Em momento algum deixei de caminhar, de enfrentar o meu destino. O mar me convidava a visitá-lo, a fazer parte dele. Enquanto isso, eu não sentia meu coração. Era como se ele fosse negro ou que não existisse.

Magoada e querendo matar alguém, decidi matar meus sentimentos e a mim mesmo. Senti como se a alma do meu coração em abandonasse, me fazendo então uma mulher amargurada. Não tinha mais espressão no rosto, a não ser que interpretasse meus olhos aprtados como rancor e ódio. Mas isso eu sentia por dentro.

Senti o gelo todo daquela água fria do mar cortando minhas pernas. Maior foi a dor e a agonia quando foi subindo para as minhas coxas. Não olhei para trás. apenas para o nada que tinha a frente. Estava arrepiante, literalmente. A chuva estava muito forte. Raios passavam não muito longe de mim e os trovões ensurdeciam e me fazia pular com o susto. O mar travesso me jogava de um lado a outro. A água agora passava pelos meus seios.

Determinada, continuei avançando. As ondas enormes que vinham sempre me cobriam, e me jogava para trás, e eu avançava como podia depois.

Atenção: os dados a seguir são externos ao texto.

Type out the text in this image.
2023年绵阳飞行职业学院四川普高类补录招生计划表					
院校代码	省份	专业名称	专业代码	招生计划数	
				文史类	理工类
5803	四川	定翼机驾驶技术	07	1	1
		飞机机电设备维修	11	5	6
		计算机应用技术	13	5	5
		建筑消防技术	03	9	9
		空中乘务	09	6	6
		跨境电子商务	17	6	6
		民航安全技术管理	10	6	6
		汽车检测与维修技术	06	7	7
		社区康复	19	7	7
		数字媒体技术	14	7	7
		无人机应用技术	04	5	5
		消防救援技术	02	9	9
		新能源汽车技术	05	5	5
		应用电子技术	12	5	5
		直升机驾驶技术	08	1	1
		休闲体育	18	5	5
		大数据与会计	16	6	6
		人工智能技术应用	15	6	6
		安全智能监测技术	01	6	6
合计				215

"Mas por que você quer partir, Regina? Seu namorado vai continuar vivendo. Ele não irá deixar de ficar com ninguém. Seguirá a vida dele, assim como todos. Por que você não recomessa e morre quando for para morrer. Ainda não é a hora, ainda tem muito o que fazer. A felicidade pode ser encontrada sempre que a necessitarmos, basta correr atrás, e não ter orgulho. Se ele existir, faça-o ficar extinto, mas não deixe que isso faça você ficar paralisada no além e dar um fim a algo que não está nem no começo".

Esse pensamento me veio à cabeça, exatamente com a voz da minha falecida avó, que lutou tanto contra uma doença, pois ela queria muito viver e poder pedir o perdão da filha dela, minha mãe, mas a doença a venceu e ela se foi, sem antes realizar o maior desejo de seu coração.

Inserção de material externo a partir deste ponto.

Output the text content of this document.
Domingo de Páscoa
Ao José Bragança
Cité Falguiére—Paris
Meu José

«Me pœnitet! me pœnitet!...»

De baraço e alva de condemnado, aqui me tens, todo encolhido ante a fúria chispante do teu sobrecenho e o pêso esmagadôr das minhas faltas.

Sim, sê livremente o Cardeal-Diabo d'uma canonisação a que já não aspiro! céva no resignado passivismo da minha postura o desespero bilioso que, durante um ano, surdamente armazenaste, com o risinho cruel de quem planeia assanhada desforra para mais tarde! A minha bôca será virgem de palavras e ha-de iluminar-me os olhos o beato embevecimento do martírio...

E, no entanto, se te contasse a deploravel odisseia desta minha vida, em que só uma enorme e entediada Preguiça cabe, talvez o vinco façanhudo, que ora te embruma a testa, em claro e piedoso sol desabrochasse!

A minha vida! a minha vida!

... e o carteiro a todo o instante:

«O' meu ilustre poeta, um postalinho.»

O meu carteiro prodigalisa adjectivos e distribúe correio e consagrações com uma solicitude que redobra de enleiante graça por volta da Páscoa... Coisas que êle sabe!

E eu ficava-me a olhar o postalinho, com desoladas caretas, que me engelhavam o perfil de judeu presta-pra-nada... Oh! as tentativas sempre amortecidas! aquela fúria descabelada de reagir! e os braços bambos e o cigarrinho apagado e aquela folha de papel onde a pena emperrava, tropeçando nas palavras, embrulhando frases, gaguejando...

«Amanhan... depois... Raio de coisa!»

Fiquei parada olhando em volta de onde eu estava e olhando para meu próprio corpo.

- Não vou perder o restante da minha vida por você, Jefferson. Você não merece. Acho que eu posso reverter a situação.

Quando eu tentei voltar, notei que eu estava longe de mais e as ondas eram muito altas e mais fortes que o normal.

Eu dava dois passos, muito dificeis e pesados à frente, mas a o mar me puxava para trás. Até vir uma outra onda e me cobrir inteira. Fiquei sem fôlego e fui respirar, mas no mesmo instante, veio mais uma e outra em seguida. Estava numa área funda do mar e não conseguia chegar a tempo na superfície para poder respirar. O mar me jogou para um lado e para o outro, e depois eu não conseguia mais respirar. Estava sentindo como se eu fosse explodir... e então, não vi mais a água, não senti mais como ela estava fria e nem me debati mais pela falta de ar. Eu não precisava mais dele.